Must-See Experiment So this is what's filling the slot now mercifully vacated by Good Morning, Miami. Coupling seems like a genius marketing move. It's the Americanized version of the popular and funny partner-swapping British TV series of the same name, and they've cast pretty people like Rena Sofer (General Hospital, and, incidentally, another Melrose baddie) and Lindsay Price (All My Children, Beverly Hills, 90210). Let's hope the re-do is as funny as the original, but it's got to be better than both Miami and the actresses' soapy histories. Right? NBC Thursdays at 9:30 (starts Sept. 25).

Highway to Boring Creepy girl from The Ring is now the creepy girl from Joan of Arcadia. She plays the daughter of Joe Mantegna and Mary Steenburgen who begins to see "God" everywhere, in the guise of everyday people who tell her how to make her life and her family's life better. What is it with Friday night TV and religious overtones? We're not all little old ladies. CBS Fridays at 8 (starts Sept. 26).

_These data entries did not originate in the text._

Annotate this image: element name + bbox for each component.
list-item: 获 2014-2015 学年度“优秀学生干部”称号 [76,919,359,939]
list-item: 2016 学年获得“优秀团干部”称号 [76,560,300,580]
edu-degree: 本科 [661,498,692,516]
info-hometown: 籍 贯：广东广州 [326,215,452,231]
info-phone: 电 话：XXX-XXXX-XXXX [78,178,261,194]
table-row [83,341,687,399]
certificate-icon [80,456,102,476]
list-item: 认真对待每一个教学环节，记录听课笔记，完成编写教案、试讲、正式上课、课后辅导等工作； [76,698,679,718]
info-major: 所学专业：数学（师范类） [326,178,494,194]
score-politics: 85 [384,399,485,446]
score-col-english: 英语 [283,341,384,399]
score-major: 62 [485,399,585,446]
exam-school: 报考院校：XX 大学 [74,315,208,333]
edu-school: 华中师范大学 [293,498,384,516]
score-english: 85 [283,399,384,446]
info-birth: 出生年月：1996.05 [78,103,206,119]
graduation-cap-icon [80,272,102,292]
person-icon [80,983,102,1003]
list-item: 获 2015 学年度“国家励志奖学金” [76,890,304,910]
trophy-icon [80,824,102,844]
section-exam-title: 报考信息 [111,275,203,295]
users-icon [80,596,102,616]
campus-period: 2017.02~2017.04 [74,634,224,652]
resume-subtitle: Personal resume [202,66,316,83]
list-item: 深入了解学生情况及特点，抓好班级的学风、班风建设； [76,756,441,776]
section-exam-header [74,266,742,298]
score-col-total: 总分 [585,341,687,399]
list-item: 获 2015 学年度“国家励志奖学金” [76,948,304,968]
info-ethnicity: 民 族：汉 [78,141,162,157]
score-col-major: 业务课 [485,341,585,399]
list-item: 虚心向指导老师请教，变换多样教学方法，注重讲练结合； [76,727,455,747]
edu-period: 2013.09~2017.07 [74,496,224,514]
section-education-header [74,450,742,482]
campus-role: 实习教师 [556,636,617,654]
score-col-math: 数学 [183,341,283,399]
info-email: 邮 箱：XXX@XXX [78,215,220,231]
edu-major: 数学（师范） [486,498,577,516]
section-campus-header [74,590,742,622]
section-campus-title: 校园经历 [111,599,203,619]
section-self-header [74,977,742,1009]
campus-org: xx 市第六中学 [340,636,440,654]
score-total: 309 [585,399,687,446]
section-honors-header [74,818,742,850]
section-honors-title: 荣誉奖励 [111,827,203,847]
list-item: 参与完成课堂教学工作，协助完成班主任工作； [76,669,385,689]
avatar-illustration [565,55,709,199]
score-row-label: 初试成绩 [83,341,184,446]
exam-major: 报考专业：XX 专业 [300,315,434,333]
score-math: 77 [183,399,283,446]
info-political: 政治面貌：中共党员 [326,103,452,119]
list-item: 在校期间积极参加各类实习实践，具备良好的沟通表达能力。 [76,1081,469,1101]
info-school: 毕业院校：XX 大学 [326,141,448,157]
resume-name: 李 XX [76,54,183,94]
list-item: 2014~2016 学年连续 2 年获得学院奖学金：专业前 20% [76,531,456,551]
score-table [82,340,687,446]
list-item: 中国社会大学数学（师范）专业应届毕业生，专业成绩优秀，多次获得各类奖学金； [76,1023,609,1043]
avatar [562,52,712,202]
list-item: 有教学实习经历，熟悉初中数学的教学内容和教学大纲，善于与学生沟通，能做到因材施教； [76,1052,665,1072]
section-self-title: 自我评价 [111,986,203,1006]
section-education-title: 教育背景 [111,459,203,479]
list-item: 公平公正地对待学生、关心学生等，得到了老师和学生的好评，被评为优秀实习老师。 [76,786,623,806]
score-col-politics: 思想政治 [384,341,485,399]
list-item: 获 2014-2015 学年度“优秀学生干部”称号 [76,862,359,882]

Cryer Me a River Two and a Half Men, a.k.a. My Two Dads and a Full House: Hotshot bachelor Charlie Sheen takes in sad, divorced brother Jon Cryer and his 10-year-old son. They all learn to love each other. Don't get us wrong, we love Duckie as much as anybody, but this has early cancellation written all over it. CBS Mondays at 9:30 (starts Sept. 22).

If All Else Fails … Waiting in the wings are two shows that are sure to be critically acclaimed but popularly ignored, in the fine tradition of My So-Called Life and Once and Again. Why so fatalistic? Because one sounds quirky and thought-provoking, the other will probably be subtly acted and depressing as hell. Wonderfalls concerns a weird teenage girl who works in a Niagara Falls souvenir shop and to whom inanimate toy animals and cartoon characters talk (the creators themselves have called it Touched by a Crazy Person). Still Life, starring David Keith and Susanna Thompson, is narrated by the eldest son of the Morgan family, killed in the line of duty, as he looks in on his family's life a year after his death. Stock up the tissues now, as much for the plot lines as for when it's ripped heartlessly from your TV set much too soon. FOX, dates and times TBA (midseason replacements).